Сансиро послушался, но Минэко вдруг опустила веер, повернулась к окну и стала смотреть в сад.
— Так не годится. Если вы будете смотреть в другую сторону, дело не пойдёт. Только-только начал писать, а вы…
— Зачем же вы изволите говорить то, что к делу не относится? — повернулась к нему девушка.
— Я ведь не шутил, — оправдывался Харагути. — Просто нужно было кое о чём спросить у Огавы-сан.
— О чём же?
— Сейчас скажу, только, пожалуйста, примите прежнюю позу. Так. Ещё чуть-чуть локти вперёд… Скажите, Огава-сан, уловил я выражение глаз оригинала?
— Я в этом мало разбираюсь, — ответил Сансиро, — но всё же хочу у вас спросить. Вот вы каждый день пишете, но разве не меняется выражение глаз у того, кого вы пишете?
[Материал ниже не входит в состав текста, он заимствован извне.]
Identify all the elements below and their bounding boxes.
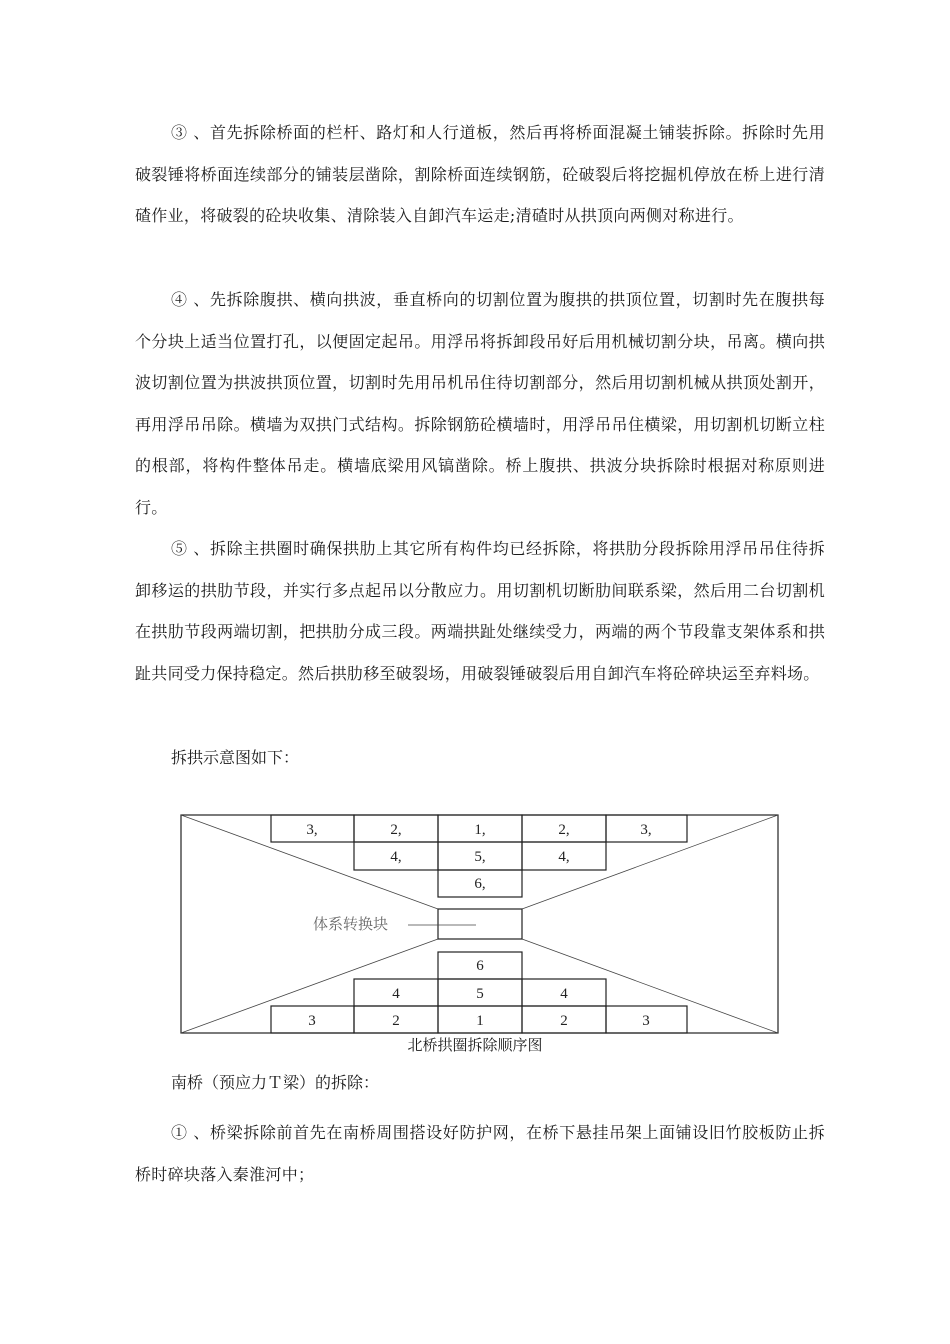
cell-b1-2: 1: [476, 1013, 484, 1029]
cell-t2-2: 4,: [558, 849, 570, 865]
cell-t1-0: 3,: [306, 822, 318, 838]
cell-t1-4: 3,: [640, 822, 652, 838]
bottom-row-3: [438, 952, 522, 979]
cell-t1-1: 2,: [390, 822, 402, 838]
cell-t2-0: 4,: [390, 849, 402, 865]
top-row-3: [438, 870, 522, 897]
cell-b2-2: 4: [560, 986, 568, 1002]
section-heading-south-bridge: 南桥（预应力Ｔ梁）的拆除：: [171, 1073, 380, 1092]
arch-demolition-diagram: [180, 813, 780, 1035]
cell-b2-0: 4: [392, 986, 400, 1002]
transition-block-label: 体系转换块: [313, 915, 389, 933]
cell-t1-3: 2,: [558, 822, 570, 838]
diagram-intro: 拆拱示意图如下：: [171, 748, 300, 767]
paragraph-step-4: ④ 、先拆除腹拱、横向拱波，垂直桥向的切割位置为腹拱的拱顶位置，切割时先在腹拱每个分块上适当位置打孔，以便固定起吊。用浮吊将拆卸段吊好后用机械切割分块，吊离。横向拱波切割位置为拱波拱顶位置，切割时先用吊机吊住待切割部分，然后用切割机械从拱顶处割开，再用浮吊吊除。横墙为双拱门式结构。拆除钢筋砼横墙时，用浮吊吊住横梁，用切割机切断立柱的根部，将构件整体吊走。横墙底梁用风镐凿除。桥上腹拱、拱波分块拆除时根据对称原则进行。: [135, 290, 825, 517]
cell-b1-0: 3: [308, 1013, 316, 1029]
cell-b1-1: 2: [392, 1013, 400, 1029]
cell-b3-0: 6: [476, 958, 484, 974]
transition-block: [438, 909, 522, 939]
cell-b2-1: 5: [476, 986, 484, 1002]
diagram-caption: 北桥拱圈拆除顺序图: [407, 1036, 543, 1054]
bottom-row-1: [271, 1006, 687, 1033]
top-row-1: [271, 815, 687, 842]
paragraph-step-5: ⑤ 、拆除主拱圈时确保拱肋上其它所有构件均已经拆除，将拱肋分段拆除用浮吊吊住待拆卸移运的拱肋节段，并实行多点起吊以分散应力。用切割机切断肋间联系梁，然后用二台切割机在拱肋节段两端切割，把拱肋分成三段。两端拱趾处继续受力，两端的两个节段靠支架体系和拱趾共同受力保持稳定。然后拱肋移至破裂场，用破裂锤破裂后用自卸汽车将砼碎块运至弃料场。: [135, 539, 825, 683]
cell-t1-2: 1,: [474, 822, 486, 838]
paragraph-step-3: ③ 、首先拆除桥面的栏杆、路灯和人行道板，然后再将桥面混凝土铺装拆除。拆除时先用破裂锤将桥面连续部分的铺装层凿除，割除桥面连续钢筋，砼破裂后将挖掘机停放在桥上进行清碴作业，将破裂的砼块收集、清除装入自卸汽车运走;清碴时从拱顶向两侧对称进行。: [135, 123, 825, 225]
top-row-2: [354, 842, 606, 870]
cell-t3-0: 6,: [474, 876, 486, 892]
cell-b1-4: 3: [642, 1013, 650, 1029]
cell-t2-1: 5,: [474, 849, 486, 865]
paragraph-south-step-1: ① 、桥梁拆除前首先在南桥周围搭设好防护网，在桥下悬挂吊架上面铺设旧竹胶板防止拆桥时碎块落入秦淮河中；: [135, 1123, 825, 1184]
cell-b1-3: 2: [560, 1013, 568, 1029]
bottom-row-2: [354, 979, 606, 1006]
— Конечно, меняется. Мало того, меняется и настроение
Говоря всё это, Харагути смотрел на Минэко и не переставал работать кистью, чем вызвал у Сансиро истинное уважение.
— Картина, которую пишешь, с каждым днём обретает всё новые черты и уже сама создаёт художнику настроение. И это настроение охватывает всякий раз, как входишь в мастерскую и берёшься за кисть. Говоря точнее, настроение картины передаётся тебе. То же самое и с портретом Сатоми-сан. Вполне понятно, что на выражение лица действуют различные факторы, скажем, все эти в беспорядке разбросанные вещи: барабан, тигровая шкура, воинские доспехи, наконец, сама поза. Однако на картину это не оказывает сколько-нибудь серьёзного влияния. Потому что постепенно всё это становится привычным, включая и выражение лица. Его-то и следует запечатлеть в портрете. Кстати, о выражении лица…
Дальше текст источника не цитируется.